Barbara Drake is the author of two collections of personal essays, Peace at Heart: an Oregon Country Life, and Morning Light, both published by Oregon State University Press and both Oregon Book Award finalists (1999 and 2016). Her newest poetry book is The Road to Lilac Hill: Poems of Time, Place, and Memory, published by Windfall Press, December 2018. Her previous poetry collections include Driving One Hundred, Love at the Egyptian Theatre, What We Say to Strangers, Life in a Gothic Novel, Bees in Wet Weather, and Small Favors. Her widely used college textbook, Writing Poetry, has been in print since 1983.
Drake was born in Abilene Kansas in 1939,
moved west with her parents when she was two years old, grew up in Coos Bay,
Oregon, and graduated from Marshfield High School in 1957. She received her BA
in English literature from the University of Oregon in 1961. She spent a year
traveling through Europe with her first husband Albert Drake, living on the Greek
island of Corfu for six months, an intensely life-changing experience. Her first child was born in 1963 when the
couple lived in a stone cabin in the woods outside Portland, Oregon. She
returned to graduate school at U of O in the fall of 1964. Her second child,
Monica, was born during finals week in 1965, in Eugene, Oregon. Drake received
her MFA from the University of Oregon in 1966.
After graduate school the family moved to Michigan. Drake worked writing
textbooks for the Oregon Curriculum Study Center and Holt, Rinehart, and
Winston. Her third child, Bellen, was born in Lansing, in 1967.

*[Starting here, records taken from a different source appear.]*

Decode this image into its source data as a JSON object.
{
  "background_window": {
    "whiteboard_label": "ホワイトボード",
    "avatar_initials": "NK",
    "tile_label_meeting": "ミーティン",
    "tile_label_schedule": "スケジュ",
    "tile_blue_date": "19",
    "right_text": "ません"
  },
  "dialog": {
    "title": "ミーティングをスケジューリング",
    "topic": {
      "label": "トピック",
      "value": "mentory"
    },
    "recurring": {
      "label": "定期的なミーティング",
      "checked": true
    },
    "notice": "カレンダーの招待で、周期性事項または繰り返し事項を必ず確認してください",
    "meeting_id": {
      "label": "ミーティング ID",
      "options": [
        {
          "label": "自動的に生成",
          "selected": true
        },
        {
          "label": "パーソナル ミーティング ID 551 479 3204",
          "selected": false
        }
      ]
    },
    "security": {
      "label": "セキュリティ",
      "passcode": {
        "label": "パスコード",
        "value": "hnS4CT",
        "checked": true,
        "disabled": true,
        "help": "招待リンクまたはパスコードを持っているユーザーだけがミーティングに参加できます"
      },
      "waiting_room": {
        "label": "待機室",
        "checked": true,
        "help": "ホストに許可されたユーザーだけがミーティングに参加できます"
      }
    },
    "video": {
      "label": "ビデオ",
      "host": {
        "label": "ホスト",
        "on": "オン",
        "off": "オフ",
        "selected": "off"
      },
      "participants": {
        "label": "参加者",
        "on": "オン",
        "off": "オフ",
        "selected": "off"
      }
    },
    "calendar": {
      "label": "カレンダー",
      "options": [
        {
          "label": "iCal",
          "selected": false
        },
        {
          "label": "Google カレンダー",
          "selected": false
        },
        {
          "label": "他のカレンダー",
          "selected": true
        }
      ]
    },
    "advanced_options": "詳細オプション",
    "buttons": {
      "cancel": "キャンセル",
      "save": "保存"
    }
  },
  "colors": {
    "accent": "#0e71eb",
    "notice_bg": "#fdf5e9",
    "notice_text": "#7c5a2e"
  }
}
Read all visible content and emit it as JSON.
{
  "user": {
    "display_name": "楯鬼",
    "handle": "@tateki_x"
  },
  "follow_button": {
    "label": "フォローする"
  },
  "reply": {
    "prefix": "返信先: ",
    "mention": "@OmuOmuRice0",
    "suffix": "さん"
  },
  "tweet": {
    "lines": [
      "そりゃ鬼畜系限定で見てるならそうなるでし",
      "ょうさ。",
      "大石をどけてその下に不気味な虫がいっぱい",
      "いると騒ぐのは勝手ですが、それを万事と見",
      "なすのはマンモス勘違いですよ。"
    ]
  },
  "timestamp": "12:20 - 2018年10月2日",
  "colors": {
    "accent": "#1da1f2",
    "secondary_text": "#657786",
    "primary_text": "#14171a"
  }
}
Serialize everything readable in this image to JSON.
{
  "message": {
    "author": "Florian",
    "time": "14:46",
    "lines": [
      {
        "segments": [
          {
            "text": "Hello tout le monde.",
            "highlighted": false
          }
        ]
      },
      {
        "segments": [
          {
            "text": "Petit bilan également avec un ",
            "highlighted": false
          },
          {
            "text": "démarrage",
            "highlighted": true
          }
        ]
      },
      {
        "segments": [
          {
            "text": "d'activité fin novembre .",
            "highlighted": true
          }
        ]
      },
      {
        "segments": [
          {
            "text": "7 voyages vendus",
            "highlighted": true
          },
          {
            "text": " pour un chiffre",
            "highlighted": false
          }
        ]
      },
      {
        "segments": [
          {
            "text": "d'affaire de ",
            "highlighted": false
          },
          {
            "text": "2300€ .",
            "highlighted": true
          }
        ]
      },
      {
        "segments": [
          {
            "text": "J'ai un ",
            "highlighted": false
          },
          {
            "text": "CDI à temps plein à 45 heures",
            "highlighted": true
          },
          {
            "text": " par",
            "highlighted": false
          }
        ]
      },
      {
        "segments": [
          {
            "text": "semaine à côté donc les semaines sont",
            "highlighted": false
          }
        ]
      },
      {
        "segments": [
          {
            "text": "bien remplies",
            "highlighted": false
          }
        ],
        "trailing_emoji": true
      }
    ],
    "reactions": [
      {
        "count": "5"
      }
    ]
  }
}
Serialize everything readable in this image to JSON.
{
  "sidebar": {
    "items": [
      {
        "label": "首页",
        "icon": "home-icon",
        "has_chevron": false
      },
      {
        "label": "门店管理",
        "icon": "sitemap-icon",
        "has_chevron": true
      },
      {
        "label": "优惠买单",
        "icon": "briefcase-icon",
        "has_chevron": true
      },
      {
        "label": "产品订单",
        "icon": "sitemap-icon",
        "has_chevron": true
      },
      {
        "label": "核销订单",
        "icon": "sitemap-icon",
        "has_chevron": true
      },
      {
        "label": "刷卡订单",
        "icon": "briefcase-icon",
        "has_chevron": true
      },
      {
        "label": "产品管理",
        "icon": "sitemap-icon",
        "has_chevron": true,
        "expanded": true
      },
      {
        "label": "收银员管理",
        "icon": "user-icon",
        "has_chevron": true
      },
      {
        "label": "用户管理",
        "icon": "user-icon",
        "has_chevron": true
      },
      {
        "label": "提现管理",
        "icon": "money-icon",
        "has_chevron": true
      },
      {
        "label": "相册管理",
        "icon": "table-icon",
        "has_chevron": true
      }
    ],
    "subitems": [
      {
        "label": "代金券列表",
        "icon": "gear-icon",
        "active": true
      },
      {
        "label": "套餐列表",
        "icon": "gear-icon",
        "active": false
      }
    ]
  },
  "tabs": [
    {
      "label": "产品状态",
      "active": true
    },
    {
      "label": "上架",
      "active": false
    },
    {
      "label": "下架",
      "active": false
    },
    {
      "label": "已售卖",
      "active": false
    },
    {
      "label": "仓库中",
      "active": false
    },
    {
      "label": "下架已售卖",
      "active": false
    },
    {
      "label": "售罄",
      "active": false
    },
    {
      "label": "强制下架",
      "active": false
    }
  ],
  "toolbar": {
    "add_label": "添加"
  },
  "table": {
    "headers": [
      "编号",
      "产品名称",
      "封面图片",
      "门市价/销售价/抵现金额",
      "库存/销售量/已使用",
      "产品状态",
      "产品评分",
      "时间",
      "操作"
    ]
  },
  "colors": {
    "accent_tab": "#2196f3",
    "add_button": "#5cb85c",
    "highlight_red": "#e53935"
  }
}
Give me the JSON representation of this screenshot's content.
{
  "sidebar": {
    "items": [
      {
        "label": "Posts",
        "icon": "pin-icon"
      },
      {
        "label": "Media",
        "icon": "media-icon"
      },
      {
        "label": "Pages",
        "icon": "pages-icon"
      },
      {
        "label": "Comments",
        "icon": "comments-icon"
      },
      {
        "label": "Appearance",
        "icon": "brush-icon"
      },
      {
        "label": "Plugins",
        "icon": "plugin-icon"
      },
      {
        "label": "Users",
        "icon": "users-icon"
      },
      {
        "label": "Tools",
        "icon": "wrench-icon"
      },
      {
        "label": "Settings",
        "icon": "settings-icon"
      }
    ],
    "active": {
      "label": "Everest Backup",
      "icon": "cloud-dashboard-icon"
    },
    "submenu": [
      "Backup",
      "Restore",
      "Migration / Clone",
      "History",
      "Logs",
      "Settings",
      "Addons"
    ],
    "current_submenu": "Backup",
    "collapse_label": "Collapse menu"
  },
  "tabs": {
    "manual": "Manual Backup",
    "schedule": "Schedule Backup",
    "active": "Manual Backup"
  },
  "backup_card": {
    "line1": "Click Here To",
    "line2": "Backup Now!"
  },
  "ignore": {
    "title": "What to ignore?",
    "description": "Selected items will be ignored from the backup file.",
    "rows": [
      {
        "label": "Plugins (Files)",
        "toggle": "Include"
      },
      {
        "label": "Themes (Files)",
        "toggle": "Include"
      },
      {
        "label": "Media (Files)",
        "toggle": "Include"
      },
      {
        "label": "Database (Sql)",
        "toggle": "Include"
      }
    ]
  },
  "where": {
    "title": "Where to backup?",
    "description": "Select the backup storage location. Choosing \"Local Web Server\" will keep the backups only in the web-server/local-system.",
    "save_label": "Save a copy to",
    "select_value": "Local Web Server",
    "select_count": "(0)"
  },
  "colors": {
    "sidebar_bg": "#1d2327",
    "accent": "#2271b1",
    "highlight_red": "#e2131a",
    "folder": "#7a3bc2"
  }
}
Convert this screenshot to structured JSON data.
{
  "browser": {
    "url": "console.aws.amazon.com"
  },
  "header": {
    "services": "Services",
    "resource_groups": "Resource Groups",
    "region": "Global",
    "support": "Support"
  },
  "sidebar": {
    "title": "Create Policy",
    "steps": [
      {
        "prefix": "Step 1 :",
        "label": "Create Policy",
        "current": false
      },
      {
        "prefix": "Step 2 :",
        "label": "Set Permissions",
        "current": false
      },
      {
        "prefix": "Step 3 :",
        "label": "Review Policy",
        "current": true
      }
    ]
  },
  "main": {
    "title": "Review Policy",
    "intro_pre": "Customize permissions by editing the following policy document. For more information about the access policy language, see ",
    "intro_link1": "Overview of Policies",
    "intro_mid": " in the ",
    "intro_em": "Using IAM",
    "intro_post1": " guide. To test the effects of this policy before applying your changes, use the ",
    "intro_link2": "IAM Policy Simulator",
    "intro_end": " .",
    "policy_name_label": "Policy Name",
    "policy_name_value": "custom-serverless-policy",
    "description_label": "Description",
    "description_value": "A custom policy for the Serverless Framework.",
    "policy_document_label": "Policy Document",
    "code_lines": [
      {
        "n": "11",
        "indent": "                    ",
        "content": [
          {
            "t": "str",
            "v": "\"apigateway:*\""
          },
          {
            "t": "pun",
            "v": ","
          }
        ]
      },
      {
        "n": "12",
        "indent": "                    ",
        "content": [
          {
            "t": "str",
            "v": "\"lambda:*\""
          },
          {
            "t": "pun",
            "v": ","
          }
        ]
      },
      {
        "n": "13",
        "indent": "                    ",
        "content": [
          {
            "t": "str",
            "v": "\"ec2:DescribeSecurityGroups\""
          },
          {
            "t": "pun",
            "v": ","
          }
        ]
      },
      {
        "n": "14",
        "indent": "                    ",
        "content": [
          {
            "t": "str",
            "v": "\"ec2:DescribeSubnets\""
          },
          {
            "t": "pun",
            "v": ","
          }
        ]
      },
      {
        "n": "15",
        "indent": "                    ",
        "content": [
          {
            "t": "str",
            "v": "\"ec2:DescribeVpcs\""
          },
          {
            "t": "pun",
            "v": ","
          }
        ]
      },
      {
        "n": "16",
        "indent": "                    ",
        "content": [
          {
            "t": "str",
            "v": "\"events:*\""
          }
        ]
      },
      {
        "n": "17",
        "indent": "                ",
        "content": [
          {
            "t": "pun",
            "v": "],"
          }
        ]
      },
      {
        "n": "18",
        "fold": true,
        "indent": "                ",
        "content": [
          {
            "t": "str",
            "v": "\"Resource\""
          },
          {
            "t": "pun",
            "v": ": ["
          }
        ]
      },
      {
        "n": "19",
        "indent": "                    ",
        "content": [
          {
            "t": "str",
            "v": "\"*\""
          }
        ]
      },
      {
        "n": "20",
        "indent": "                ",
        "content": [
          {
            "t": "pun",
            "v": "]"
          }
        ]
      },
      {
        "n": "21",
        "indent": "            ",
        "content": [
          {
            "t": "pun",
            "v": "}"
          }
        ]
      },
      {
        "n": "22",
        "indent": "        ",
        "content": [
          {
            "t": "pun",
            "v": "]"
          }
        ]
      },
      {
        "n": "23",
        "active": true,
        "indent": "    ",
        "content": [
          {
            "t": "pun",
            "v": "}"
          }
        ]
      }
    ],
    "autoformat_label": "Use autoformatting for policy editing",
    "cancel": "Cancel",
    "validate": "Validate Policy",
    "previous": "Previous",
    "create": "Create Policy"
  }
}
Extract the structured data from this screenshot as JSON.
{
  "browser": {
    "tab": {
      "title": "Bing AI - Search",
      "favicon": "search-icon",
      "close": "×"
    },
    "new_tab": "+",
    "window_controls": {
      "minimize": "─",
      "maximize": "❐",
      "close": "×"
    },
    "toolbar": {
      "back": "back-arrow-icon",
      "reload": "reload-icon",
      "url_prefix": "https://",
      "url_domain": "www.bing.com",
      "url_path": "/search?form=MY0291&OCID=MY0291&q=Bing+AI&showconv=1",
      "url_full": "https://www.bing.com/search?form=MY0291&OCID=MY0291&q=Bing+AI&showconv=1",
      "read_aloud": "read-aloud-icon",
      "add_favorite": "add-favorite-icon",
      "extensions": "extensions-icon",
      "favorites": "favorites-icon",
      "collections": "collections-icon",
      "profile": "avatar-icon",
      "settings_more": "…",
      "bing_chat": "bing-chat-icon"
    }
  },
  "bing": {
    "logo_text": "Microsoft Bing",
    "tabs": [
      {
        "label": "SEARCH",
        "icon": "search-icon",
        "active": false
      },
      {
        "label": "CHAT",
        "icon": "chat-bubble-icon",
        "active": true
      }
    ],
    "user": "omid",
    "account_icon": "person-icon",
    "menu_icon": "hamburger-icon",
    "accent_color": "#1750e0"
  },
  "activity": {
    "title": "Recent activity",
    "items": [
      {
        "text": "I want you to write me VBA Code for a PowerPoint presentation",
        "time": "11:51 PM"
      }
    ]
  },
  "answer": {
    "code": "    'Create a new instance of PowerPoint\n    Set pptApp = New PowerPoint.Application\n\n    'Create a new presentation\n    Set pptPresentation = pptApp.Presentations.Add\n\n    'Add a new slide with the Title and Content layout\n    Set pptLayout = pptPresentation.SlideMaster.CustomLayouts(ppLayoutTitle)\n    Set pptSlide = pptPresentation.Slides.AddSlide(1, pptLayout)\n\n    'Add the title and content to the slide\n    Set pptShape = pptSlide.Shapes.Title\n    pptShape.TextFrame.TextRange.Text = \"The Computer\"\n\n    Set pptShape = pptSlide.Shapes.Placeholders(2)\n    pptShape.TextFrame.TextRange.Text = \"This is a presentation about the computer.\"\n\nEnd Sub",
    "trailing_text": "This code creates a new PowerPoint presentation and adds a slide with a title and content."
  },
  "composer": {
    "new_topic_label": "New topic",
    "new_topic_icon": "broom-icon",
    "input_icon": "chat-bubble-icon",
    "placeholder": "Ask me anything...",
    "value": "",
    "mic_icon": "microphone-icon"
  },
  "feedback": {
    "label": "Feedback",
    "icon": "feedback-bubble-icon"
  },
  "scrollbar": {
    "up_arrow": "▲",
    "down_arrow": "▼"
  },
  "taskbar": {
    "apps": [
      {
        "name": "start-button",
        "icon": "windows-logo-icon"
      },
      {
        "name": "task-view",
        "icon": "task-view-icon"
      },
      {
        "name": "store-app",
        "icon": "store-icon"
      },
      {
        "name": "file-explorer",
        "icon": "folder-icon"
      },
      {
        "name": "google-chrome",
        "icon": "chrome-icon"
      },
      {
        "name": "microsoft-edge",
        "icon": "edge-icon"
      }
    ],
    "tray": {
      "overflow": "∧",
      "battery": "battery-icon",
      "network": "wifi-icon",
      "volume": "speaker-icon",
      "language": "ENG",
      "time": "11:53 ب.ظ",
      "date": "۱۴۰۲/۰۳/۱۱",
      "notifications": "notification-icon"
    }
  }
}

Drake taught in the Michigan Writers in
the Schools program until she returned to full-time college teaching in 1974,
in the American Thought and Language department at Michigan State University. In
1983 she returned to Oregon and began teaching at Linfield College in
McMinnville Oregon where she developed the new undergraduate creative writing
program and taught until she retired as Full Professor Emerita in 2007. Besides creative writing, she taught
environmental literature, women’s studies, Irish literature, and January term
travel courses in American Expatriate Writers in Europe. While retired, she
continues to write and give readings and offers occasional writing workshops. She
and her husband William Beckman live with their two border collies, an orange
cat, and assorted chickens on a small Yamhill County farm which was the
inspiration for her nonfiction. They have a large combined family.